You may or may not have heard the term complete streets. It comes up in various bicycle advocacy discussions, but I wanted to find out more about it. I will try to give a few basics but really the CompleteStreets.org website explains things very clearly if you want more details.
Complete streets is an effort to make transportation planners consider all the users and not just cars. This means pedestrians, bicyclists, motorists, transit riders, and people in wheel chairs should all be considered when spending public money planning and building a transportation system. That makes sense because the public does all these things. Even the most avid drivers have to get out of their car sometimes and cross the street on foot.
Taking this type of view seems much better than a cycling specific one.
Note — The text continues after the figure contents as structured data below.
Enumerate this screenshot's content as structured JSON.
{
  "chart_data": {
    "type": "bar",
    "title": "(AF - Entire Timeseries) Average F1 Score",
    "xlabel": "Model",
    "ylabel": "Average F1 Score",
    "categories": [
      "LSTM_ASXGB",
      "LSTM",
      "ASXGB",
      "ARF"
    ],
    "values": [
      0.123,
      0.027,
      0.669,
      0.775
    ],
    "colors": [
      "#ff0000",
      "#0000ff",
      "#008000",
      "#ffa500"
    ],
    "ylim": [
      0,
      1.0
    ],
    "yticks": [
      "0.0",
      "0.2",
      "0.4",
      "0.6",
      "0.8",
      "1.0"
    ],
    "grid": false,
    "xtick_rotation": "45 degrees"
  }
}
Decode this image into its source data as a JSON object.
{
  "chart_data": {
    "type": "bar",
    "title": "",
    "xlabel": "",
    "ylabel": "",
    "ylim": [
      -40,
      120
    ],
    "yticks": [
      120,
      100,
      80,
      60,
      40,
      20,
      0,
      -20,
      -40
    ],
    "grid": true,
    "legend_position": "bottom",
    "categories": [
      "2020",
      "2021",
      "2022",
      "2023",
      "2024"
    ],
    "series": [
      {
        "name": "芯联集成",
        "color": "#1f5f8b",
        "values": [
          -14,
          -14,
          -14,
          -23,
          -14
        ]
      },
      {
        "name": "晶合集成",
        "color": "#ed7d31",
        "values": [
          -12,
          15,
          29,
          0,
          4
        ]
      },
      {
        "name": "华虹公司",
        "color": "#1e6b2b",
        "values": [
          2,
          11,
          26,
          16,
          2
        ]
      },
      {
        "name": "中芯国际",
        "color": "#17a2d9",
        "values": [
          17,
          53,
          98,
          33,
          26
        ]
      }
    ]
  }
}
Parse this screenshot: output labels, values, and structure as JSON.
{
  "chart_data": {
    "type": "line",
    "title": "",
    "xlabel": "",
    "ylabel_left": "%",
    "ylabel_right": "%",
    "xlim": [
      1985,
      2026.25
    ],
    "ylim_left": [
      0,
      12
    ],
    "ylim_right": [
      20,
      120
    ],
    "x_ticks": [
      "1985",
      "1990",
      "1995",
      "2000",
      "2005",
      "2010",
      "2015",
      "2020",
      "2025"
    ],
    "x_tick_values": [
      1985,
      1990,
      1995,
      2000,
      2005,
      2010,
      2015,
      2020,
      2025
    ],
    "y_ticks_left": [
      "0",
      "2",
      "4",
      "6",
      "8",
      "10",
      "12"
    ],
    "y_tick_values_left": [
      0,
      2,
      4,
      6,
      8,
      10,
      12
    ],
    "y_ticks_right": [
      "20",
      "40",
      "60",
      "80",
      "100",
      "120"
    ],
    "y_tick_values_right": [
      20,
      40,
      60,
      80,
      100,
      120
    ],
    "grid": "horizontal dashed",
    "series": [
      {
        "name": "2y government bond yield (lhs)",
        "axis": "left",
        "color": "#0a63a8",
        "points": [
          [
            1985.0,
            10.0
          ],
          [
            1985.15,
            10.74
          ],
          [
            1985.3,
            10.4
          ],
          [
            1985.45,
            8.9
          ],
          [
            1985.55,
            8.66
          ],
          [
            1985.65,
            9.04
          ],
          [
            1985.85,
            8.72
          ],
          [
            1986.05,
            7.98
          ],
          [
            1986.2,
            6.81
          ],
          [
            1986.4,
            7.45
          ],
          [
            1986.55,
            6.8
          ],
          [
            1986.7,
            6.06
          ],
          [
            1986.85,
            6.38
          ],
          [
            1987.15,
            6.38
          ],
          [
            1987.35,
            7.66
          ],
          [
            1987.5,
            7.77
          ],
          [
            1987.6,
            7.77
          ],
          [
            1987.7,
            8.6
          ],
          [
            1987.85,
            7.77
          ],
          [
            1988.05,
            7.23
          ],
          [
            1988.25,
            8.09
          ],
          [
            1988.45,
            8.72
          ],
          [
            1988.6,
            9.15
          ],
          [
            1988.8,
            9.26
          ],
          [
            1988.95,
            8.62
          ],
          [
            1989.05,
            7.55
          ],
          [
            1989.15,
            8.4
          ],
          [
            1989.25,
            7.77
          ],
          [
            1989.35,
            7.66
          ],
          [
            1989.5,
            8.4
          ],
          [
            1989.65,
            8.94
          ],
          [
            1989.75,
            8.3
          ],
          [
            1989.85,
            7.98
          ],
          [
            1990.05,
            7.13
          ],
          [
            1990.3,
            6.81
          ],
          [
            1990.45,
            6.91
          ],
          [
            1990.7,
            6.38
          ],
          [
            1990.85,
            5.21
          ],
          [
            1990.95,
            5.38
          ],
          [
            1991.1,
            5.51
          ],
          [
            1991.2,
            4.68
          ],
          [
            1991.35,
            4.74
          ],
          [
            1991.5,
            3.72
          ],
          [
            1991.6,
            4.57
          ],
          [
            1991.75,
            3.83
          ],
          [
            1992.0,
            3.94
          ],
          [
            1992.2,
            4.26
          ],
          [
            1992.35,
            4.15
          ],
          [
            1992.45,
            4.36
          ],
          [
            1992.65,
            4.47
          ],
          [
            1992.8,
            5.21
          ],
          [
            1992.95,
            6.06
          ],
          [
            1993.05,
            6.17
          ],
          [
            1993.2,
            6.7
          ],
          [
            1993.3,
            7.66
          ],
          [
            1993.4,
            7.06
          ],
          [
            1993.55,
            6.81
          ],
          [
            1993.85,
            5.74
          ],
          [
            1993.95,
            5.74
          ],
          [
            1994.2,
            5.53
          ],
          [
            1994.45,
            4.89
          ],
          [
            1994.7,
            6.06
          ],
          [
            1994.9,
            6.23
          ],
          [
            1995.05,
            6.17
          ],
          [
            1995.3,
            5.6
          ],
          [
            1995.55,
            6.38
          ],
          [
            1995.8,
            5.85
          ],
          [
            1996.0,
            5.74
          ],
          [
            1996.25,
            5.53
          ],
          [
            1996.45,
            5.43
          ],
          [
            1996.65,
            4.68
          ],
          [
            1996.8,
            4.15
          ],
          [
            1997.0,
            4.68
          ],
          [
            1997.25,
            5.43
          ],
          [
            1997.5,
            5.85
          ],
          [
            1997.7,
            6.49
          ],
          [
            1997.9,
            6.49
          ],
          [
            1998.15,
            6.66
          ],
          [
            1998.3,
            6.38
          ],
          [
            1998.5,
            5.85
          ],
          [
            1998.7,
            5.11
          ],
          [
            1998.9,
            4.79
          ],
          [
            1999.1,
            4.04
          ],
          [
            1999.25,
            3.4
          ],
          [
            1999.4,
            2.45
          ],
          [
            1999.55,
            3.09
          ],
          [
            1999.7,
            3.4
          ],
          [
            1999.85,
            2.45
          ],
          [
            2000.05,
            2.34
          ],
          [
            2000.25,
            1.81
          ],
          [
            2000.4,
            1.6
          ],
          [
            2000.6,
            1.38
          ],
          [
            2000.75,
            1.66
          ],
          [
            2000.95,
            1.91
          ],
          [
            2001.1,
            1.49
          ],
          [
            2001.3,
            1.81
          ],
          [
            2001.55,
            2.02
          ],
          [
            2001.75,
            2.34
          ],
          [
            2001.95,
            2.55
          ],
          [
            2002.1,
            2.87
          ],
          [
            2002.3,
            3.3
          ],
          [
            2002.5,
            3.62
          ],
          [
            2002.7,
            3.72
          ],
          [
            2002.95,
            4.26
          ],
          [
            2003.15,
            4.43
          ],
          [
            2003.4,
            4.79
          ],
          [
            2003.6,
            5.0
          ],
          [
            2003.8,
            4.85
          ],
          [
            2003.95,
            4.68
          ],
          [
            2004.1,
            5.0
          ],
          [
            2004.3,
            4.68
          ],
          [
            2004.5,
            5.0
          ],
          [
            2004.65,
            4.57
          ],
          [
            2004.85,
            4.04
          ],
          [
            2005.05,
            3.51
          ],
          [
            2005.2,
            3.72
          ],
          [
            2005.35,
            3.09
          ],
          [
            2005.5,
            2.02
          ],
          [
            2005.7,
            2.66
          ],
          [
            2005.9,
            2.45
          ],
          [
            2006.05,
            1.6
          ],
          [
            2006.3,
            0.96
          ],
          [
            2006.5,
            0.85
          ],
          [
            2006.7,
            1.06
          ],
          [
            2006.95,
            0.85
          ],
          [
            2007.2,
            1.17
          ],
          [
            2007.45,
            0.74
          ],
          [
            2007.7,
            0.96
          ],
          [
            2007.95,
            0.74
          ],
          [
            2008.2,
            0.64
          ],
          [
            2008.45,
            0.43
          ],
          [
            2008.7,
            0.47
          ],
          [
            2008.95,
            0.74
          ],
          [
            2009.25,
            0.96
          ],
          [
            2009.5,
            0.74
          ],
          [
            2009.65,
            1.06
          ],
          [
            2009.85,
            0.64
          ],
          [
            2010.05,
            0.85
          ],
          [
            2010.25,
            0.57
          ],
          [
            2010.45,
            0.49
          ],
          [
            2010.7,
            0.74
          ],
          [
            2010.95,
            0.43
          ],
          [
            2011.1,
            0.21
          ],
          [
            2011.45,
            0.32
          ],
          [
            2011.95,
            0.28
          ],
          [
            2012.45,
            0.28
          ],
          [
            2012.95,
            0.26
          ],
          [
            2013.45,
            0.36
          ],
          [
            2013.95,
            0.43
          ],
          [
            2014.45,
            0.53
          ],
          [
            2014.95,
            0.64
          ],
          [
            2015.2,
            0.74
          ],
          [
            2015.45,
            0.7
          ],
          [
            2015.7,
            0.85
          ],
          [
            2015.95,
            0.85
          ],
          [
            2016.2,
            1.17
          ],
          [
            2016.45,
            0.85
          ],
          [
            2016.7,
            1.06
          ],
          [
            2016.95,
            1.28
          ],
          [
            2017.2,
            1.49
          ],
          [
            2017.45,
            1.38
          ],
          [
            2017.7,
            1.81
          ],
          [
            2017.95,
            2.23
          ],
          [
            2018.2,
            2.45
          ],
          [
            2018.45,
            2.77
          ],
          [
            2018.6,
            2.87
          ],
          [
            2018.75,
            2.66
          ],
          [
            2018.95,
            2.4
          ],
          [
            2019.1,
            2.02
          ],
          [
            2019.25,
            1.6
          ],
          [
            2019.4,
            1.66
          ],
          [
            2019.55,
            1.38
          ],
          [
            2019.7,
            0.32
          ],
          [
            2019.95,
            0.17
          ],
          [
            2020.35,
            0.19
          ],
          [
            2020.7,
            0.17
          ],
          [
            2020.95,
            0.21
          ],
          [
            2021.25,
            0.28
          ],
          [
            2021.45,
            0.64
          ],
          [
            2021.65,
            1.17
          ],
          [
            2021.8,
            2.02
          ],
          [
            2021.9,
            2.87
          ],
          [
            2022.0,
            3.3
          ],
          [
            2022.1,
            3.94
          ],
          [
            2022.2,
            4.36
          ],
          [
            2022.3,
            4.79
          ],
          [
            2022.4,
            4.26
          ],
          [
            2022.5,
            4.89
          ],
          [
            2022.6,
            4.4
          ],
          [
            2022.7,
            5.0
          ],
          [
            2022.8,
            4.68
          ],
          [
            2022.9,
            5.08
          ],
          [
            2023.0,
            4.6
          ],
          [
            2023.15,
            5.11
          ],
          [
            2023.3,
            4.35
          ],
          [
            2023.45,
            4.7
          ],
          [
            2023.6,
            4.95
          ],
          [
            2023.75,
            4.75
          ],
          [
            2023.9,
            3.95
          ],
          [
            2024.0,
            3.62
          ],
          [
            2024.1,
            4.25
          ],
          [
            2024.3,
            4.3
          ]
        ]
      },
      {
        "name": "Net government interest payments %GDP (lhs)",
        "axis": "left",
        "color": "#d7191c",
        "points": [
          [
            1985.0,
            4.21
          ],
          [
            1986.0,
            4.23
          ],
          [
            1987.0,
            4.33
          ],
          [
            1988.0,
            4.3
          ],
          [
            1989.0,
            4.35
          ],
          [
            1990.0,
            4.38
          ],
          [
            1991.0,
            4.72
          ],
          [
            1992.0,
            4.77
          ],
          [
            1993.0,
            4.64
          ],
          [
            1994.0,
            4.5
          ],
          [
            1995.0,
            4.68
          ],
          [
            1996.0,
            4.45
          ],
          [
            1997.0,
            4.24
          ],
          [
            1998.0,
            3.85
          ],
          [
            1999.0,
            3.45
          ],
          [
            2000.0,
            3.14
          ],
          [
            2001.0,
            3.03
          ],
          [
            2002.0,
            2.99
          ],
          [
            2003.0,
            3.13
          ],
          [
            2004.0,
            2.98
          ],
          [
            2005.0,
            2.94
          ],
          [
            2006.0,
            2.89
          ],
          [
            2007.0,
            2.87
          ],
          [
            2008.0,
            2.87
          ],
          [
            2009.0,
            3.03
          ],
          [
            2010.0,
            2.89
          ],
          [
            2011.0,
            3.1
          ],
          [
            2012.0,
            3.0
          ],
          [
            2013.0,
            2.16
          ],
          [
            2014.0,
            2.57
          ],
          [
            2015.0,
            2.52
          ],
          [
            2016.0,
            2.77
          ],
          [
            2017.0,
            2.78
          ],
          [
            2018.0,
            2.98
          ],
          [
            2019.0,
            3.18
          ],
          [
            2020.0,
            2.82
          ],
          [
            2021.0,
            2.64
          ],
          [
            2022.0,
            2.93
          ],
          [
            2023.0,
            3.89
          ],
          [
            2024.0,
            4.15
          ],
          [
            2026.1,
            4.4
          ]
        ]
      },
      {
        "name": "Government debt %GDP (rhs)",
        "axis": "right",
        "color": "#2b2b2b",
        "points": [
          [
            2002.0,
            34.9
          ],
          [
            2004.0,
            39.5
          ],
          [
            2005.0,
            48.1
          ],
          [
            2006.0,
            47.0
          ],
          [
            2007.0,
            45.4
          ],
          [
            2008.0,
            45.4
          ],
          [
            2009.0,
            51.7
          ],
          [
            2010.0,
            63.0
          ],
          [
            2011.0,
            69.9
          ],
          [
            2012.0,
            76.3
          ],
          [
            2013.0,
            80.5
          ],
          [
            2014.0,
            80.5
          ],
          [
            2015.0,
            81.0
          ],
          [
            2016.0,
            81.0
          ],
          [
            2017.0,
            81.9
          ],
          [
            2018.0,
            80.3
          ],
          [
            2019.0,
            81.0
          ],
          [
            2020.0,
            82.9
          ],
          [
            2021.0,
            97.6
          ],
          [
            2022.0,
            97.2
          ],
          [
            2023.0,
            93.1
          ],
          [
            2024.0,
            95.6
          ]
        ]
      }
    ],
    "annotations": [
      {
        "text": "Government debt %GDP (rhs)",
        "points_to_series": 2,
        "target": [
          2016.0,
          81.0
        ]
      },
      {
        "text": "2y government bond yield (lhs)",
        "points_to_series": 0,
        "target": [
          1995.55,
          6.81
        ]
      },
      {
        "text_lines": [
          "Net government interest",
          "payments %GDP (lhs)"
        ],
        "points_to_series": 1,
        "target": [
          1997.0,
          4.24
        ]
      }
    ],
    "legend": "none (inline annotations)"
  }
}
It emphasizes a fair allocation of resources rather than feeling like a special interest asking for something only for them, like a bike lane.
It also casts a different light on issues like blocking off a bike lane so that cars can't get in them, but at the cost of pedestrians, especially ones with a walker or wheel chair, who are blocked from crossing the street. In a complete streets pal, all the uses would be considered. Then we could develop solutions that work for everyone.
Complete streets are currently part of many places, at least in the planning. Sometimes they are legislation, but other times they are just internal policies, resolutions, planning or design guides. You can check out the Complete Street Atlas to see all the places in the USA taking this healthy view of transportation.